The substance of the US charges on which extradition will be sought could be described as “Trumped up” – except that they were the work of the Obama administration – because they are the same charges considered and abandoned by Obama’s attorney general Eric Holder. Which makes the extradition yet another layer of “conspiracy”; the intent is evidently to further stifle Assange and Wikileaks, by any means. It’s also hard to see how such action can now conceal what has already been revealed about US criminality, other than by discrediting the source; perhaps that explains the extraordinary personal attacks on Assange’s character, which have absolutely no relevance to his actions as a journalist and whistleblower.
Taking an overview of the whole case, of Wikileaks vs NATO, of exposure vs concealment, the final entrapment of Julian Assange must be seen as a new point of departure. Those analysts and journalists who truly seek to expose the petty crimes and war crimes and conspiracies of the US Empire and its allies – particularly those of the Five Eyes – must intensify their efforts, and fight attempts to silence them through what remains of our legal system. We may be unable to save Assange from the corrupted and politicised kangaroo courts of England, Sweden and America, but we can take up his torch; re-examining some of Wikileaks’ revelations would be a good place to start, such as the highly incriminating content of Hillary Clinton’s emails.

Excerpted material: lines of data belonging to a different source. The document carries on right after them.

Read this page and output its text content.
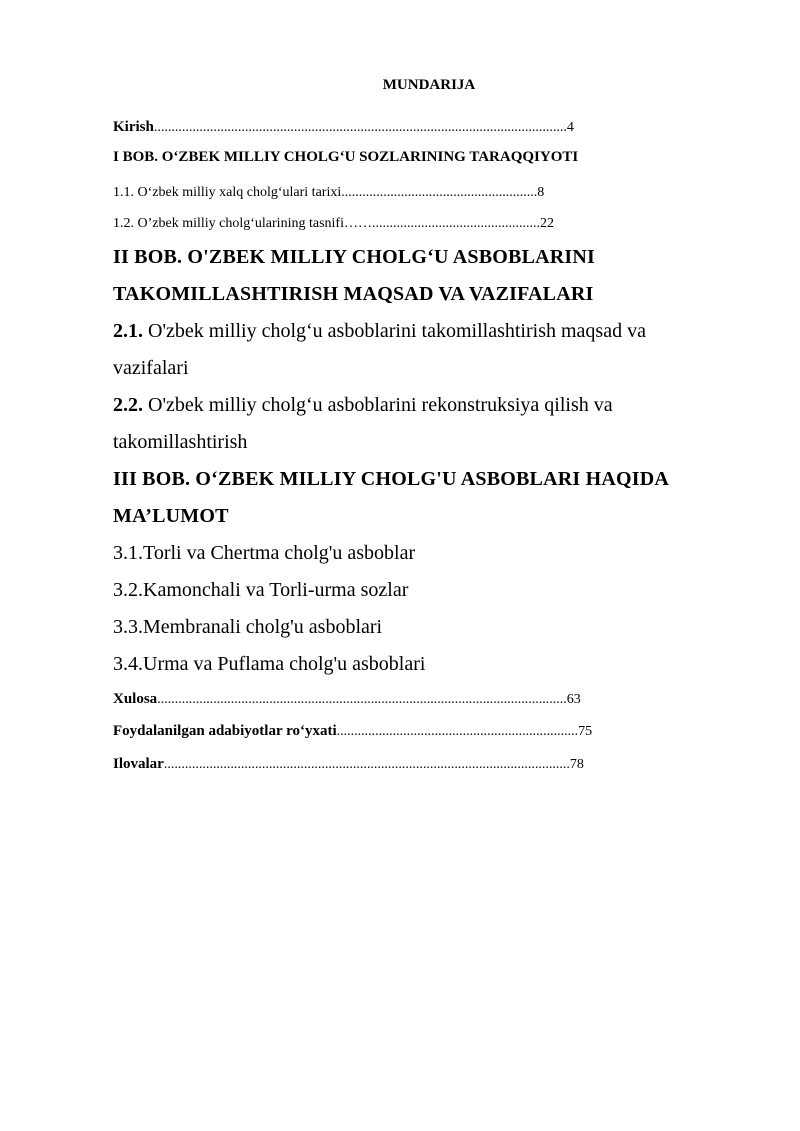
MUNDARIJA
Kirish......................................................................................................................4
I BOB. O‘ZBEK MILLIY CHOLG‘U SOZLARINING TARAQQIYOTI
1.1. O‘zbek milliy xalq cholg‘ulari tarixi........................................................8
1.2. O’zbek milliy cholg‘ularining tasnifi……................................................22
II BOB. O'ZBEK MILLIY CHOLG‘U ASBOBLARINI
TAKOMILLASHTIRISH MAQSAD VA VAZIFALARI
2.1. O'zbek milliy cholg‘u asboblarini takomillashtirish maqsad va
vazifalari
2.2. O'zbek milliy cholg‘u asboblarini rekonstruksiya qilish va
takomillashtirish
III BOB. O‘ZBEK MILLIY CHOLG'U ASBOBLARI HAQIDA
MA’LUMOT
3.1.Torli va Chertma cholg'u asboblar
3.2.Kamonchali va Torli-urma sozlar
3.3.Membranali cholg'u asboblari
3.4.Urma va Puflama cholg'u asboblari
Xulosa.....................................................................................................................63
Foydalanilgan adabiyotlar ro‘yxati.....................................................................75
Ilovalar....................................................................................................................78
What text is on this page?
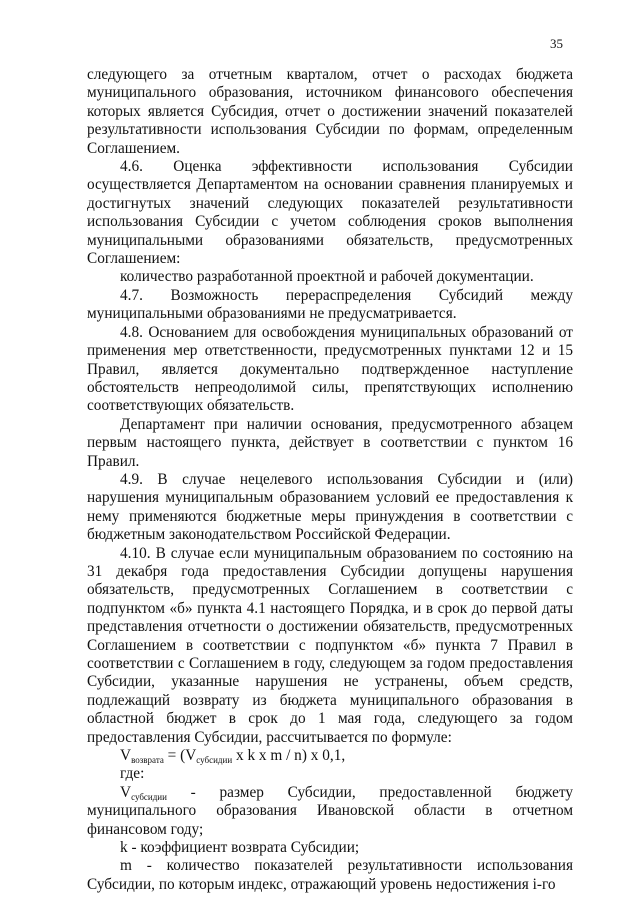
35

следующего за отчетным кварталом, отчет о расходах бюджета муниципального образования, источником финансового обеспечения которых является Субсидия, отчет о достижении значений показателей результативности использования Субсидии по формам, определенным Соглашением.

4.6. Оценка эффективности использования Субсидии осуществляется Департаментом на основании сравнения планируемых и достигнутых значений следующих показателей результативности использования Субсидии с учетом соблюдения сроков выполнения муниципальными образованиями обязательств, предусмотренных Соглашением:

количество разработанной проектной и рабочей документации.

4.7. Возможность перераспределения Субсидий между муниципальными образованиями не предусматривается.

4.8. Основанием для освобождения муниципальных образований от применения мер ответственности, предусмотренных пунктами 12 и 15 Правил, является документально подтвержденное наступление обстоятельств непреодолимой силы, препятствующих исполнению соответствующих обязательств.

Департамент при наличии основания, предусмотренного абзацем первым настоящего пункта, действует в соответствии с пунктом 16 Правил.

4.9. В случае нецелевого использования Субсидии и (или) нарушения муниципальным образованием условий ее предоставления к нему применяются бюджетные меры принуждения в соответствии с бюджетным законодательством Российской Федерации.

4.10. В случае если муниципальным образованием по состоянию на 31 декабря года предоставления Субсидии допущены нарушения обязательств, предусмотренных Соглашением в соответствии с подпунктом «б» пункта 4.1 настоящего Порядка, и в срок до первой даты представления отчетности о достижении обязательств, предусмотренных Соглашением в соответствии с подпунктом «б» пункта 7 Правил в соответствии с Соглашением в году, следующем за годом предоставления Субсидии, указанные нарушения не устранены, объем средств, подлежащий возврату из бюджета муниципального образования в областной бюджет в срок до 1 мая года, следующего за годом предоставления Субсидии, рассчитывается по формуле:

$V_{возврата} = (V_{субсидии}$ x k x m / n) x 0,1,

где:

$V_{субсидии}$ - размер Субсидии, предоставленной бюджету муниципального образования Ивановской области в отчетном финансовом году;

k - коэффициент возврата Субсидии;

m - количество показателей результативности использования Субсидии, по которым индекс, отражающий уровень недостижения i-го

Just as the terrorist actions of Brenton Tarrant revealed the roots of his violence in Australian society, but inspired some new commitment to peace and reconciliation, so with Julian Assange’s “cyber warfare” on behalf of the mostly Muslim victims of that militarism – we might say “White Supremacist” militarism – in Iraq and Afghanistan, Syria and Palestine. Assange’s imprisonment should now at least draw a line under our commitment to and cooperation with our colonial allies in any such military campaigns.
At its crudest, it’s a choice on which of these two notorious Australians we would choose to represent us abroad – firearm warrior Tarrant or cyber-warrior Assange?
David Macilwain is an independent observer and writes from his home in NE Victoria. He supports Julian Assange without reservation, and demands that Australia opposes his extradition to the US.